Get In the Zone


The Mason men’s basketball team has been running a man-to-man defense for at least three years, which is as long as I have been watching them. A man-to-man defense is where one defender covers one offensive player. Even though a man-to-man defense can be effective for some teams, it is not for Mason.

For Mason, running a zone defense would be significantly more effective. A zone defense is where one defender covers one area of the court. This would benefit the men’s team because it would not be as physically draining, would allow for more communication between players and provide better overall coverage of the opponent’s offense.

First, let’s talk about the team’s energy. The team almost always starts the game with a punch. It’s very high energy, and there’s a lot of momentum. However, as the game continues, the team loses a lot of steam.

An example of this would be the Nov. 6 game against the University of Pennsylvania, but also includes games in which we had large leads. Even though Mason usually jumps out in the beginning, as time passes, their opponents always seem to be able to close the gap.

This loss of momentum could be chalked up to several things, but the main one in my opinion is defense. Man-to-man defense is very draining, especially how they play it. In it, each player typically calls a man and then they stick to that man without switching.

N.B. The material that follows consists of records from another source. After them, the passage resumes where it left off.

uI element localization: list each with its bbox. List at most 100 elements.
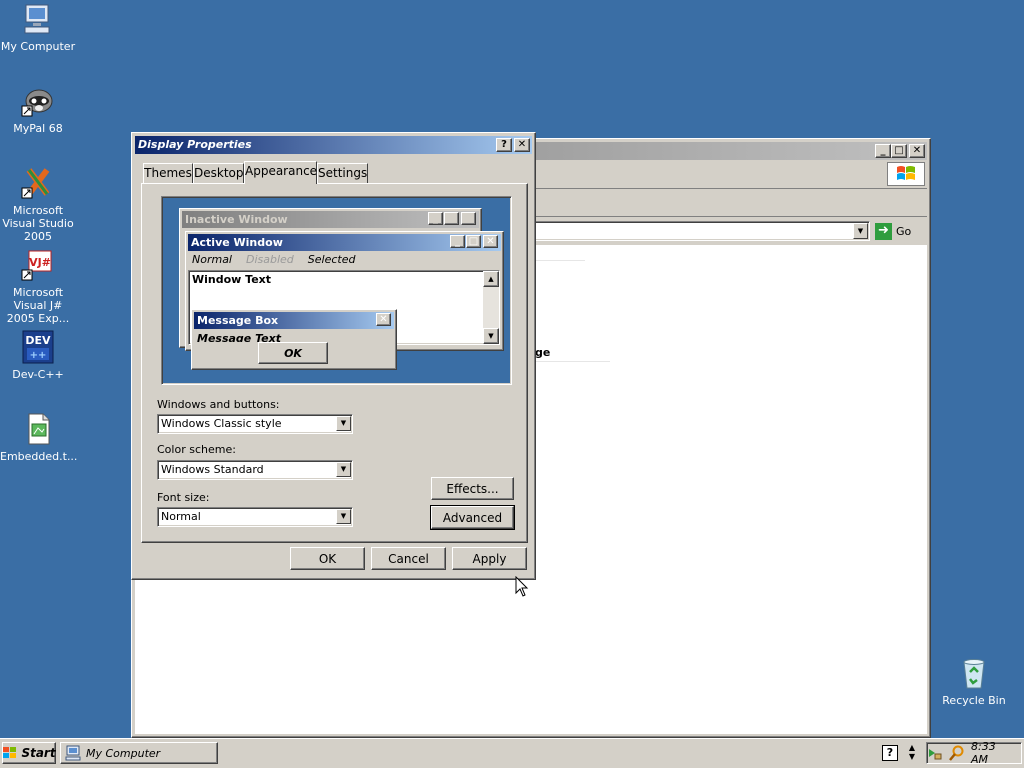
svg-text:++: ++ [30, 350, 47, 361]
tab-label: Desktop [194, 166, 244, 180]
desktop-icon-my-computer[interactable]: My Computer [0, 2, 76, 53]
content-divider [535, 361, 610, 362]
go-label: Go [896, 224, 912, 238]
appearance-preview: Inactive Window _ □ ✕ Active Window _ □ … [161, 196, 512, 385]
dialog-title-bar[interactable]: Display Properties ? ✕ [135, 136, 532, 154]
dialog-title: Display Properties [138, 138, 252, 151]
windows-flag-icon [2, 746, 18, 760]
taskbar: Start My Computer ? ▲ ▼ 8:33 AM [0, 738, 1024, 768]
windows-buttons-select[interactable]: Windows Classic style ▼ [157, 414, 353, 434]
tab-desktop[interactable]: Desktop [193, 163, 244, 183]
inactive-window-title: Inactive Window [185, 213, 288, 226]
desktop-icon-label: Microsoft Visual Studio 2005 [2, 204, 74, 243]
desktop-icon-dev-cpp[interactable]: DEV ++ Dev-C++ [0, 330, 76, 381]
preview-message-box-title-bar: Message Box ✕ [194, 312, 394, 329]
desktop-icon-visual-studio[interactable]: Microsoft Visual Studio 2005 [0, 166, 76, 243]
desktop-icon-visual-jsharp[interactable]: VJ# Microsoft Visual J# 2005 Exp... [0, 248, 76, 325]
desktop-icon-label: Recycle Bin [942, 694, 1006, 707]
tab-label: Appearance [245, 164, 318, 178]
scroll-down-icon: ▼ [483, 328, 499, 344]
minimize-button[interactable]: _ [875, 144, 891, 158]
preview-ok-button: OK [258, 342, 328, 364]
color-scheme-select[interactable]: Windows Standard ▼ [157, 460, 353, 480]
taskbar-item-label: My Computer [86, 746, 161, 760]
font-size-label: Font size: [157, 491, 210, 504]
close-icon: ✕ [376, 313, 391, 326]
maximize-button[interactable]: □ [891, 144, 907, 158]
message-box-title: Message Box [197, 314, 279, 327]
apply-label: Apply [472, 551, 507, 566]
desktop-icon-label: Dev-C++ [12, 368, 64, 381]
cancel-button[interactable]: Cancel [371, 547, 446, 570]
close-icon: ✕ [461, 212, 476, 225]
preview-message-box: Message Box ✕ Message Text OK [191, 309, 397, 370]
computer-icon [21, 2, 55, 36]
tab-themes[interactable]: Themes [143, 163, 193, 183]
menu-disabled: Disabled [246, 253, 294, 266]
svg-text:DEV: DEV [25, 334, 51, 347]
help-tray-icon[interactable]: ? [882, 745, 898, 761]
partial-group-heading: ge [535, 346, 551, 359]
close-button[interactable]: ✕ [514, 138, 530, 152]
cancel-label: Cancel [388, 551, 429, 566]
message-text-clip: Message Text [197, 331, 347, 343]
help-button[interactable]: ? [496, 138, 512, 152]
close-button[interactable]: ✕ [909, 144, 925, 158]
chevron-down-icon[interactable]: ▼ [336, 416, 351, 431]
maximize-icon: □ [466, 235, 481, 248]
clock[interactable]: 8:33 AM [971, 740, 1015, 766]
content-divider [535, 260, 585, 261]
language-switch-icon[interactable]: ▲ ▼ [906, 743, 918, 763]
ok-label: OK [318, 551, 337, 566]
color-scheme-label: Color scheme: [157, 443, 236, 456]
desktop-icon-label: Microsoft Visual J# 2005 Exp... [6, 286, 70, 325]
advanced-button[interactable]: Advanced [430, 505, 515, 530]
taskbar-item-my-computer[interactable]: My Computer [60, 742, 218, 764]
desktop-icon-embedded[interactable]: Embedded.t... [0, 412, 78, 463]
go-button[interactable]: ➜ Go [875, 221, 923, 241]
effects-label: Effects... [446, 481, 499, 496]
active-window-title: Active Window [191, 236, 283, 249]
windows-logo-icon [887, 162, 925, 186]
mouse-cursor-icon [515, 575, 529, 598]
effects-button[interactable]: Effects... [431, 477, 514, 500]
dev-cpp-icon: DEV ++ [21, 330, 55, 364]
visual-jsharp-icon: VJ# [21, 248, 55, 282]
start-button[interactable]: Start [2, 742, 56, 764]
desktop-icon-recycle-bin[interactable]: Recycle Bin [936, 656, 1012, 707]
minimize-icon: _ [450, 235, 465, 248]
tab-appearance[interactable]: Appearance [244, 161, 317, 184]
chevron-down-icon[interactable]: ▼ [336, 509, 351, 524]
windows-buttons-label: Windows and buttons: [157, 398, 280, 411]
preview-inactive-title-bar: Inactive Window _ □ ✕ [182, 211, 479, 228]
preview-scrollbar: ▲ ▼ [483, 271, 499, 344]
apply-button[interactable]: Apply [452, 547, 527, 570]
font-size-select[interactable]: Normal ▼ [157, 507, 353, 527]
chevron-down-icon[interactable]: ▼ [336, 462, 351, 477]
recycle-bin-icon [957, 656, 991, 690]
desktop-icon-label: Embedded.t... [0, 450, 78, 463]
message-text: Message Text [197, 332, 281, 343]
raccoon-browser-icon [21, 84, 55, 118]
visual-studio-icon [21, 166, 55, 200]
preview-menu-bar: Normal Disabled Selected [192, 253, 355, 266]
appearance-tab-panel: Inactive Window _ □ ✕ Active Window _ □ … [141, 183, 528, 543]
svg-text:VJ#: VJ# [29, 256, 51, 269]
advanced-label: Advanced [442, 510, 503, 525]
go-arrow-icon: ➜ [875, 222, 892, 240]
ok-button[interactable]: OK [290, 547, 365, 570]
address-dropdown-button[interactable]: ▼ [853, 223, 868, 239]
network-tray-icon[interactable] [927, 745, 943, 761]
document-icon [21, 412, 55, 446]
close-icon: ✕ [483, 235, 498, 248]
preview-active-title-bar: Active Window _ □ ✕ [188, 234, 501, 251]
window-text: Window Text [192, 273, 272, 286]
scroll-up-icon: ▲ [483, 271, 499, 287]
search-tray-icon[interactable] [949, 745, 965, 761]
tab-settings[interactable]: Settings [317, 163, 368, 183]
computer-icon [65, 745, 81, 761]
menu-selected: Selected [307, 253, 356, 266]
display-properties-dialog[interactable]: Display Properties ? ✕ Themes Desktop Ap… [131, 132, 536, 580]
maximize-icon: □ [444, 212, 459, 225]
desktop-icon-mypal[interactable]: MyPal 68 [0, 84, 76, 135]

While it could be argued that this helps to prevent a mismatch, I believe that this is not worth the energy. By not switching when players set picks or get lost, the defender has to use more energy than the offensive player they are guarding. If the offensive player runs back and forth across the baseline the defender has to follow them.

However, less energy would be expended if a zone defense was implemented, because the players could stay in a general section and not have to run back and forth.

Another reason a man-to-man defense is not effective for this team is due to lack of communication. Man-to-man defenses tend to isolate players and constrict them to only focusing on their man, prohibiting them from seeing other player’s movements.  

This opens the door to a lot of issues. Offensive players can easily set screens, players are able to cut behind defenders and players are usually unable to anticipate passes from the offense.

Photo courtesy of Mason Athletics/ Rafael Suanes

It is possible to run a help defense while running a man-to-man. A help defense is when players still call out screens or cutters. However, it is more unlikely that this can occur because everyone is watching their own man instead of the court as a whole.

In a zone defense, it is easier to see cutters and call out screens because there is more that the defensive player can observe. This way, the player is not just watching his man, he is watching the court and everyone on it.

Of course, we would still need players that can communicate, but it is easier to encourage that communication when more people can see what is happening. In a 1-3-1 defense, the wings, baseline or even the center have the ability to communicate together because they can see so much more than they would be able to if they were covering one man.

The final reason for a zone defense, instead of a man-to-man, is because it would give the team better defensive coverage overall.

In a man-to-man defense, the defensive players cover where the people are. If the people aren’t in the lane, then the lane will not be covered. If people aren’t by the 3-point line, then the 3-point line will not be covered.

Some argue that you don’t need to cover where people aren’t, but I beg to differ. One quick L or V cut by an opponent, and the defender will not be on his man anymore. Now while that gap in time might not be very long, it could be long enough for a quick 3-point shot, or for the offensive player to get behind the defender so that they can cut into the lane and score an easy layup.

In a zone defense, the entire half of the court is covered, and the coach could even extend it to a full-court press. This means that all defenders are prepared for cuts in areas where their opponents aren’t already occupying.

If the men’s basketball team ran a 1-3-1 defense, the baseline would be covered, so there wouldn’t be as many easy cuts to the basket. The lane would be covered, so there wouldn’t be any cuts from the wings or the top of the key, and the 3-point line would be covered by the two wings. If the zone is run effectively, all scoring options would be cut off.

Another distinct advantage of a 1-3-1 defense is the turnover opportunities. All four corners of the court are available for trapping. This definitely is not something that is available in a man-to-man defense, because no one is available to help trap offensive players.

This also opens more opportunities for steals, and therefore, more fast breaks. This is because the defense is more observant and can predict more of the passing occurring, which allows for the person at the top or wings to grab an easy steal and hopefully also get an easy layup.

The men’s basketball team would be more effective on defense if they ran a zone defense instead of a man-to-man.